For my previous install of Win 7 and now Win 10, in the Group Policy Editor the UAC is disabled and enable password required instead. I like the old Windows XP way. I always use a standard user account then if something needs higher permissions it pops up for the higher level credentials. A bit more work, but I will never hit Ok at the UAC prompt by mistake
Nice info thx
I think this was a decent explanation at levels people who don't know would like to understand. Great work. One more important thing is that if a bad guy can get on your computer, and you are an administrator (even not the Windows Administrator account), and the bad guy can then use those admin permissions to escalate to the NT AUTHORITY\SYSTEM account that you can't login to, and it's very trivial to accomplish this using Microsoft's own administrator tools available from Microsoft. These permissions (SYSTEM) are far above the rest, and closest to "root" on Windows. This is where Windows Rootkits can be installed, which are extremely dangerous things, and nearly undetectable within the operating system. Don't do anything as Admin if you don't NEED to do it as admin... and always require a password, and make it a good one.
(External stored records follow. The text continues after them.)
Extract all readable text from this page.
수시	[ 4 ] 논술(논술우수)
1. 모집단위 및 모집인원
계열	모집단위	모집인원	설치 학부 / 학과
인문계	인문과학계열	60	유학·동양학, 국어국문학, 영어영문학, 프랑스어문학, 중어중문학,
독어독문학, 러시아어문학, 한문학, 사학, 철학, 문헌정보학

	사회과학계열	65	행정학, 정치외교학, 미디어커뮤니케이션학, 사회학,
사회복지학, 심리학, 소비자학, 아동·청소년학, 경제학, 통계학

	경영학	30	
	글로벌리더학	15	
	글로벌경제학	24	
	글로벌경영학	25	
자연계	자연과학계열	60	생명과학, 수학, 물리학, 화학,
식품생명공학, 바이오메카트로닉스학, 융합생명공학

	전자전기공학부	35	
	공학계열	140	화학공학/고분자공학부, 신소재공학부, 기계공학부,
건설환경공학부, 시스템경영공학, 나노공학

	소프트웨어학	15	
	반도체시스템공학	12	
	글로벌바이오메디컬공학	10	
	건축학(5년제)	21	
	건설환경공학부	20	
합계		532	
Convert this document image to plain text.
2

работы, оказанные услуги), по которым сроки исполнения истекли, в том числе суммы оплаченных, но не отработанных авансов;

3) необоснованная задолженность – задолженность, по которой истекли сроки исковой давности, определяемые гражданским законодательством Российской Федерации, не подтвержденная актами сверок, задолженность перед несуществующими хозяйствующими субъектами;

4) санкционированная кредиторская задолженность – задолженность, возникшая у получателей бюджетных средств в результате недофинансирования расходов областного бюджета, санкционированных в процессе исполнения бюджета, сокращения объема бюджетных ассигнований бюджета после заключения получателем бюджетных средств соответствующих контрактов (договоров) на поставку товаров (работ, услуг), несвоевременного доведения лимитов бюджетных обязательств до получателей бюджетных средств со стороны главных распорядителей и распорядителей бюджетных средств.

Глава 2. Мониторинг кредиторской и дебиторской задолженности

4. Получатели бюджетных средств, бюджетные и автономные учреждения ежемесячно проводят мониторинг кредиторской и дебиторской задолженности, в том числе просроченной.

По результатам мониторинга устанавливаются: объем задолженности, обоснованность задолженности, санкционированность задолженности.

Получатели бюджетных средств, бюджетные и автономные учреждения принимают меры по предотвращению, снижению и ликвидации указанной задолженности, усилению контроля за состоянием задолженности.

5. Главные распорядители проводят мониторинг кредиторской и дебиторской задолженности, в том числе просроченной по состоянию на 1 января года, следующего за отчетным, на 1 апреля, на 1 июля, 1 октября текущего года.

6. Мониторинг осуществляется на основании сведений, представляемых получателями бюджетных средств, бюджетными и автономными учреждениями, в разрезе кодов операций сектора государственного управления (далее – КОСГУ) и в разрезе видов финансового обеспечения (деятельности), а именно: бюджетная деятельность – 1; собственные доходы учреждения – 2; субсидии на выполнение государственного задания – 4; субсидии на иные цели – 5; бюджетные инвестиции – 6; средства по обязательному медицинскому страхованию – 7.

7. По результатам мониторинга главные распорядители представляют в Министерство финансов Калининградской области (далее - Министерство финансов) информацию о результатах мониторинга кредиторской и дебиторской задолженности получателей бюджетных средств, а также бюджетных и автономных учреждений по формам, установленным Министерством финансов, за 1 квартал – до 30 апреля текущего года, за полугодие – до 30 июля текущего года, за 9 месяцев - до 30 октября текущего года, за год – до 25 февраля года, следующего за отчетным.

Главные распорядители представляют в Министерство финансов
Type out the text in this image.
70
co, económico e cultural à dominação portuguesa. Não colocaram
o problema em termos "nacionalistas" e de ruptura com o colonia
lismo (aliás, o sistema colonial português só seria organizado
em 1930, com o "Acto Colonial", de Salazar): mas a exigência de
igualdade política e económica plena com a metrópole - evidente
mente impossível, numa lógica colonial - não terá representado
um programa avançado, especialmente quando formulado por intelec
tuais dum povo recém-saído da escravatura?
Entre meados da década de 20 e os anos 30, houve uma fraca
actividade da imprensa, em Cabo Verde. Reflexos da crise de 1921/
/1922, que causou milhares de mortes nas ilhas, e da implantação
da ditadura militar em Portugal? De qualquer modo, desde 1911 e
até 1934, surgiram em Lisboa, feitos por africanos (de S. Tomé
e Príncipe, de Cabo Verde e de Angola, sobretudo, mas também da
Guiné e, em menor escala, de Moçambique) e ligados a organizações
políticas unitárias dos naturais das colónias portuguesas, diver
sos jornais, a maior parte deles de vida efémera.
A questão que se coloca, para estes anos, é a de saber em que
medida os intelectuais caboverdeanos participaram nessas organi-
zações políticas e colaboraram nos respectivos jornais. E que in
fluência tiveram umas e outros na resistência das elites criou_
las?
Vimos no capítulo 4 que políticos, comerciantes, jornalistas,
If I remember correctly, administrator cannot bi locked after whatever number of unsuccessful logon attempts is defined in group policy. That is also one of the properties that other admin accounts do not have.
Good job Thio... and no booting into safe mode does not enable the admin account.
When I go to lusrmgr.msc I do not have the 2 folders (USERS and GROUPS) listed under the leftmost column as shown in your video. How come?
Looks like you have been really working out.
In fact in XP days was almost considered a backdoor, you want to enter a password protected Windows XP, enter safe mode hitting F8 during initial Windows Boot and voilá Administrator doesn’t have password and can delete the other admins passwords
Actually you just needed to double tap CAD, and would show the older style login screen.
Nice... I already Use this Feature
This super administrator mode gives me 2014 thiojoe vibes back when he used to "turn" ps3s' into ps4s ahahah
I have two account on my Win 11, that administrator account and normal account. That admin one is to make "important" changes in Settings, control panel etc.
0:40 Thank you now i know that my laptop origanly was windowsVisata and i was using it until now xD but now its windows 10 THX
I remember my friend and I managing to get into the admin account on our high school computer feeling like the biggest hackers in the world, I can't fully remember how but we managed to make one of the accessibility options in the login window open cmd
copy cmd.exe over sethc.exe, then try to enable sticky keys
Windows\system32\lusrmgr.msc gives me a screen witth only help on it... just disk cleanup and nothing about users - are there switches that need to be thrown?